Synthesis of wafer-scale SWCNT forests with remarkably invariant structural properties in a bulk-diffusion-controlled kinetic regime

Abstract

Robust synthesis of vertically aligned carbon nanotubes (VACNT) at large scale is required to accelerate deployment of numerous cutting-edge devices to emerging commercial applications. To address this need, this work demonstrates that the structural characteristics of single-walled CNTs (SWCNTs) produced in a growth regime dominated by bulk diffusion of the gaseous carbon precursor are remarkably invariant over a broad range of process conditions (precursor concentration increased up to 30-fold, catalyst substrate area from 1 cm2 to 180 cm2, growth pressure from 20 to 790 mbar, and gas flowrates up to 8-fold).
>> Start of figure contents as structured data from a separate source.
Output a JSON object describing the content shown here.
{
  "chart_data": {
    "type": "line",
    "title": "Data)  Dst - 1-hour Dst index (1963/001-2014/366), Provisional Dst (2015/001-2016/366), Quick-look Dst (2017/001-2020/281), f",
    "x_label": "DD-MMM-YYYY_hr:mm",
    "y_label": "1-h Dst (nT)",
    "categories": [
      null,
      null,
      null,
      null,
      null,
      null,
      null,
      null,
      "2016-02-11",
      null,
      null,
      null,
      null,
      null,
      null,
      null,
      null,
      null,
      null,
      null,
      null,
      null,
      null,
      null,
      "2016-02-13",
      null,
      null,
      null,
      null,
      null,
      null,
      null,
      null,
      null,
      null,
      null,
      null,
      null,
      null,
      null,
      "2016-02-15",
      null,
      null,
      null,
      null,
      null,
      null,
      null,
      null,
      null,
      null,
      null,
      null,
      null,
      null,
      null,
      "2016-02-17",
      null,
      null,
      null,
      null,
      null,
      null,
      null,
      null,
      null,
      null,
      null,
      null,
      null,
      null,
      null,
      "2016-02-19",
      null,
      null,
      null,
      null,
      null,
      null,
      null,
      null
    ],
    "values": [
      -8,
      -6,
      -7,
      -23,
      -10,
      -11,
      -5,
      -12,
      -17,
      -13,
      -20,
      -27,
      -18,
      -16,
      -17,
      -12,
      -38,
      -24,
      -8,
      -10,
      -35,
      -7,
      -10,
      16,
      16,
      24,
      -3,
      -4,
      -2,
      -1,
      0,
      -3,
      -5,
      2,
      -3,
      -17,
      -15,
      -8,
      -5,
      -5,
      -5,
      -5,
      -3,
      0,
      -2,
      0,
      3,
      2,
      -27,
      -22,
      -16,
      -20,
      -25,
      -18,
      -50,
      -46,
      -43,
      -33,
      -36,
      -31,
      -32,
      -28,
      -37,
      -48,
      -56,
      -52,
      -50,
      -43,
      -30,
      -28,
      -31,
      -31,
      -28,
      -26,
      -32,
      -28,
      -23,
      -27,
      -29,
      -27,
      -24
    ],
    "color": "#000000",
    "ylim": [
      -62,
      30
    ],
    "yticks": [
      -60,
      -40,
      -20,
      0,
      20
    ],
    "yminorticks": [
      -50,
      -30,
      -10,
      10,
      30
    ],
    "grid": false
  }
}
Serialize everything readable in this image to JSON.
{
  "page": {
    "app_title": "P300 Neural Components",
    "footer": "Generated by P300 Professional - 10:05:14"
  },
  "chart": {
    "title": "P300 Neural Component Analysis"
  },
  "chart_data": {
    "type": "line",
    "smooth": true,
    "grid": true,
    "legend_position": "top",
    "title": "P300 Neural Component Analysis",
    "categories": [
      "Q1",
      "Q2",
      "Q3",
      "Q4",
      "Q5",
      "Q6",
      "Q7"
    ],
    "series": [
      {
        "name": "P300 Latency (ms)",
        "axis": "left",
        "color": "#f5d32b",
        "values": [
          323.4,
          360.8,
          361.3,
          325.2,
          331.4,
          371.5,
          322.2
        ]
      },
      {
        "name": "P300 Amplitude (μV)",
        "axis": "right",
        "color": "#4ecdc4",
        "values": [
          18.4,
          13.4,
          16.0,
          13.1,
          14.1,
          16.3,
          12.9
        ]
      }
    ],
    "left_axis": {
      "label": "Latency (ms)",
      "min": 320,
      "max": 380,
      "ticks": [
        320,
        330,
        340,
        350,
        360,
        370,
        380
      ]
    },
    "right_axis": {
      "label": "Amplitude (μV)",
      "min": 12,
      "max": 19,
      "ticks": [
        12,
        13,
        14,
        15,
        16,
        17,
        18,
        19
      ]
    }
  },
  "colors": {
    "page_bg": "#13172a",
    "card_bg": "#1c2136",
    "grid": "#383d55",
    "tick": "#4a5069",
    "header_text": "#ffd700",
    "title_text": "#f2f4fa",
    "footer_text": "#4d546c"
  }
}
A simple growth kinetics model is derived that accounts for both reactant bulk diffusion and competing byproduct formation in the presence of excess hydrogen, which quantitatively reproduces the experimental data in the entire isothermal parameter space. The model enables critical predictions for process scale-up optimization including a potential 6-fold increase in CNT production rate, a ∼90% carbon conversion efficiency in select conditions, and elimination of reaction rate decay observed at high pressures by using a hydrogen-free growth environment. This model-guided opportunity to substantially improve synthesis throughput and efficiency, in conjunction with the remarkably invariant CNT properties, is appealing for reliable VACNT device fabrication at both small and industrial scales.